Nasir Djamil: Jangan Buat Kebijakan Sensasional
Anggota Komisi III lainnya, Nasir Djamil, menyayangkan langkah PPATK yang dinilai berpotensi mengganggu hak masyarakat atas harta pribadinya. “Jadi justru negara harus melindungi harta orang itu. Jadi kecuali harta itu ada kaitannya dengan kejahatan,” katanya saat dihubungi.
Ia menyebut, banyak masyarakat menyimpan dana dalam jangka panjang untuk tujuan penting di masa depan. “Ya mungkin dia ingin menyimpan untuk persiapan yang akan datang; persiapan anaknya pesta, atau dia mau bagi politisi untuk 2029 yang akan datang. Jadi jangan buat sensasi lah ya,” sindir Nasir.

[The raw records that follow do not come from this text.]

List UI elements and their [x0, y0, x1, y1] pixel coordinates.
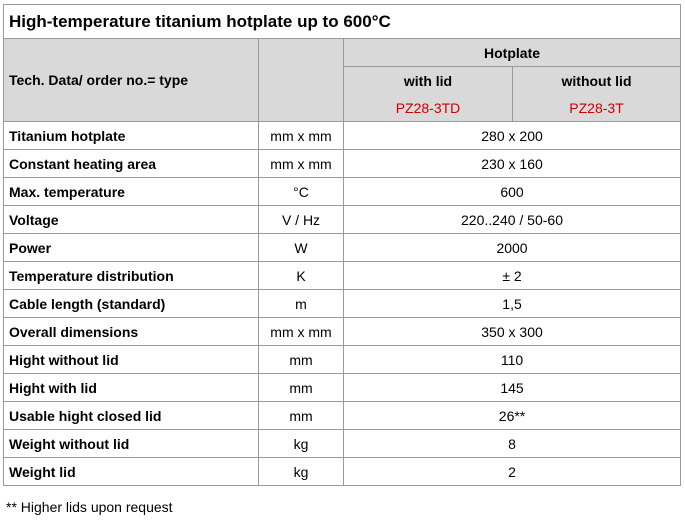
row-name: Cable length (standard) [4, 290, 259, 318]
unit-header [259, 39, 344, 122]
row-value: 230 x 160 [344, 150, 681, 178]
header-row-group [4, 39, 681, 67]
row-unit: W [259, 234, 344, 262]
row-name: Constant heating area [4, 150, 259, 178]
row-unit: mm [259, 402, 344, 430]
row-name: Temperature distribution [4, 262, 259, 290]
row-unit: mm [259, 346, 344, 374]
row-unit: mm x mm [259, 122, 344, 150]
row-unit: V / Hz [259, 206, 344, 234]
row-unit: m [259, 290, 344, 318]
row-value: 145 [344, 374, 681, 402]
table-row [4, 290, 681, 318]
row-value: 280 x 200 [344, 122, 681, 150]
row-value: 2 [344, 458, 681, 486]
table-row [4, 234, 681, 262]
row-value: 2000 [344, 234, 681, 262]
row-value: 350 x 300 [344, 318, 681, 346]
row-value: 110 [344, 346, 681, 374]
footnote: ** Higher lids upon request [6, 499, 173, 515]
row-name: Voltage [4, 206, 259, 234]
row-name: Power [4, 234, 259, 262]
variant-with-lid-name: with lid [344, 67, 513, 95]
row-name: Hight without lid [4, 346, 259, 374]
variant-without-lid-name: without lid [513, 67, 681, 95]
table-row [4, 178, 681, 206]
row-unit: kg [259, 430, 344, 458]
row-value: 26** [344, 402, 681, 430]
variant-without-lid-code: PZ28-3T [513, 94, 681, 122]
spec-table-container [3, 4, 680, 486]
table-row [4, 122, 681, 150]
row-unit: mm x mm [259, 318, 344, 346]
table-title: High-temperature titanium hotplate up to 600°C [4, 5, 681, 39]
row-name: Titanium hotplate [4, 122, 259, 150]
table-row [4, 458, 681, 486]
row-name: Hight with lid [4, 374, 259, 402]
type-label: Tech. Data/ order no.= type [4, 39, 259, 122]
row-value: 1,5 [344, 290, 681, 318]
table-row [4, 318, 681, 346]
row-name: Max. temperature [4, 178, 259, 206]
row-value: 220..240 / 50-60 [344, 206, 681, 234]
table-row [4, 262, 681, 290]
row-value: 600 [344, 178, 681, 206]
row-name: Weight without lid [4, 430, 259, 458]
spec-table [3, 4, 681, 486]
table-row [4, 346, 681, 374]
row-unit: K [259, 262, 344, 290]
row-name: Usable hight closed lid [4, 402, 259, 430]
row-unit: mm [259, 374, 344, 402]
row-value: ± 2 [344, 262, 681, 290]
table-row [4, 430, 681, 458]
row-name: Overall dimensions [4, 318, 259, 346]
row-value: 8 [344, 430, 681, 458]
row-unit: °C [259, 178, 344, 206]
table-row [4, 206, 681, 234]
row-unit: kg [259, 458, 344, 486]
table-row [4, 150, 681, 178]
hotplate-group-label: Hotplate [344, 39, 681, 67]
row-unit: mm x mm [259, 150, 344, 178]
variant-with-lid-code: PZ28-3TD [344, 94, 513, 122]
table-row [4, 374, 681, 402]
row-name: Weight lid [4, 458, 259, 486]
title-row [4, 5, 681, 39]
table-row [4, 402, 681, 430]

Dengan mencuatnya kontroversi ini, tekanan terhadap PPATK pun semakin tinggi. Publik dan parlemen menunggu penjelasan lebih lanjut agar kebijakan ini tidak menjadi bumerang yang menimbulkan keresahan.
BACA JUGA: Pemprov DKI Jakarta Akan Cabut Bansos Jika Bermain Judol
Penjelasan Diperlukan, Bukan Sekadar Kebijakan Sepihak
Munculnya kebijakan pemblokiran rekening dormant oleh PPATK menuai reaksi beragam, terutama karena menyangkut privasi dan hak kepemilikan warga atas harta mereka. Meski tujuan awalnya untuk mencegah tindak pidana pencucian uang, banyak pihak menilai kebijakan ini terlalu luas dan rentan disalahartikan. Terlebih, tidak semua rekening tidak aktif digunakan untuk tujuan kriminal.

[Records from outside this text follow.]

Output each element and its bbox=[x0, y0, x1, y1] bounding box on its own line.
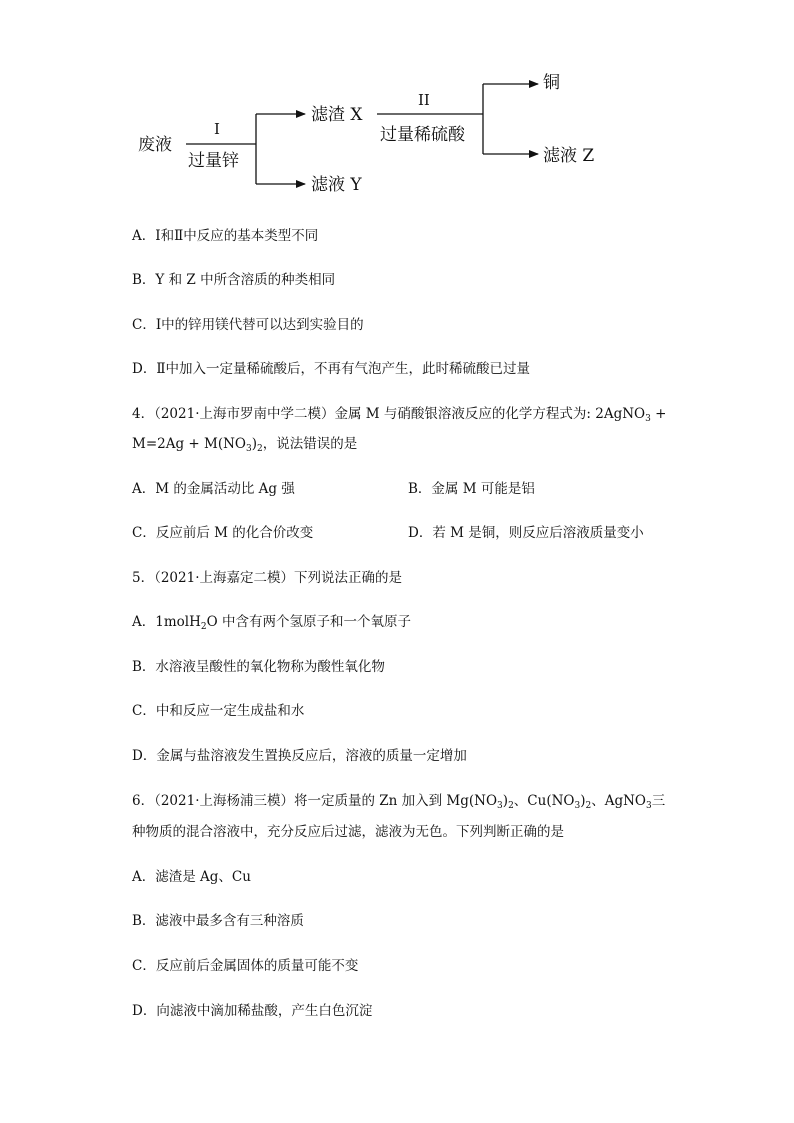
q4-stem-line1: 4．（2021·上海市罗南中学二模）金属 M 与硝酸银溶液反应的化学方程式为: 2AgNO$_3$ + bbox=[132, 406, 667, 424]
q6-option-b: B．滤液中最多含有三种溶质 bbox=[132, 913, 304, 929]
q4-options-row1 bbox=[132, 479, 535, 499]
q4-option-b: B．金属 M 可能是铝 bbox=[408, 481, 535, 497]
q5-option-c: C．中和反应一定生成盐和水 bbox=[132, 703, 305, 719]
q4-option-d: D．若 M 是铜，则反应后溶液质量变小 bbox=[408, 525, 644, 541]
q4-option-a: A．M 的金属活动比 Ag 强 bbox=[132, 481, 295, 497]
waste-liquid-label: 废液 bbox=[138, 135, 172, 155]
filtrate-z-label: 滤液 Z bbox=[543, 146, 595, 166]
step2-label: II bbox=[418, 91, 430, 109]
q3-option-c: C．Ⅰ中的锌用镁代替可以达到实验目的 bbox=[132, 317, 364, 333]
filtrate-y-label: 滤液 Y bbox=[311, 175, 362, 195]
q4-option-c: C．反应前后 M 的化合价改变 bbox=[132, 525, 314, 541]
process-flow-diagram bbox=[0, 0, 794, 215]
copper-label: 铜 bbox=[543, 73, 560, 93]
q3-option-b: B．Y 和 Z 中所含溶质的种类相同 bbox=[132, 272, 336, 288]
q4-stem-line2: $M=2Ag + M(NO_3)_2$，说法错误的是 bbox=[132, 436, 358, 454]
q3-option-d: D．Ⅱ中加入一定量稀硫酸后，不再有气泡产生，此时稀硫酸已过量 bbox=[132, 361, 530, 377]
step1-label: I bbox=[214, 120, 220, 138]
q3-option-a: A．Ⅰ和Ⅱ中反应的基本类型不同 bbox=[132, 228, 319, 244]
step1-reagent: 过量锌 bbox=[188, 151, 239, 171]
q5-option-b: B．水溶液呈酸性的氧化物称为酸性氧化物 bbox=[132, 659, 385, 675]
step2-reagent: 过量稀硫酸 bbox=[380, 125, 465, 145]
q6-option-a: A．滤渣是 Ag、Cu bbox=[132, 869, 251, 885]
q6-option-d: D．向滤液中滴加稀盐酸，产生白色沉淀 bbox=[132, 1003, 373, 1019]
residue-x-label: 滤渣 X bbox=[311, 105, 363, 125]
q6-option-c: C．反应前后金属固体的质量可能不变 bbox=[132, 958, 359, 974]
q6-stem-line1: 6．（2021·上海杨浦三模）将一定质量的 Zn 加入到 $Mg(NO_3)_2$、$Cu(NO_3)_2$、AgNO$_3$三 bbox=[132, 793, 666, 811]
q5-stem: 5．（2021·上海嘉定二模）下列说法正确的是 bbox=[132, 570, 402, 586]
q4-options-row2 bbox=[132, 523, 644, 543]
q6-stem-line2: 种物质的混合溶液中，充分反应后过滤，滤液为无色。下列判断正确的是 bbox=[132, 824, 564, 840]
q5-option-d: D．金属与盐溶液发生置换反应后，溶液的质量一定增加 bbox=[132, 748, 467, 764]
q5-option-a: A．1molH$_2$O 中含有两个氢原子和一个氧原子 bbox=[132, 614, 411, 632]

Desakan dari DPR menjadi sinyal bahwa PPATK harus segera membuka ruang dialog, menyampaikan dasar hukum, serta mekanisme yang jelas dan transparan dalam kebijakan ini. Warga berhak tahu apakah dan bagaimana rekening mereka bisa dibekukan tanpa aktivitas kejahatan. Kejelasan tersebut penting agar tidak menciptakan kekhawatiran berlebihan di masyarakat.
Jika tidak dikelola secara hati-hati, kebijakan ini bisa menjadi bumerang yang memicu kepanikan dan menurunkan kepercayaan publik terhadap lembaga keuangan. Alih-alih membuat gaduh, PPATK diharapkan lebih selektif dan berbasis bukti dalam memutuskan pemblokiran, serta mengutamakan langkah yang memperkuat integritas sistem keuangan tanpa merugikan rakyat kecil.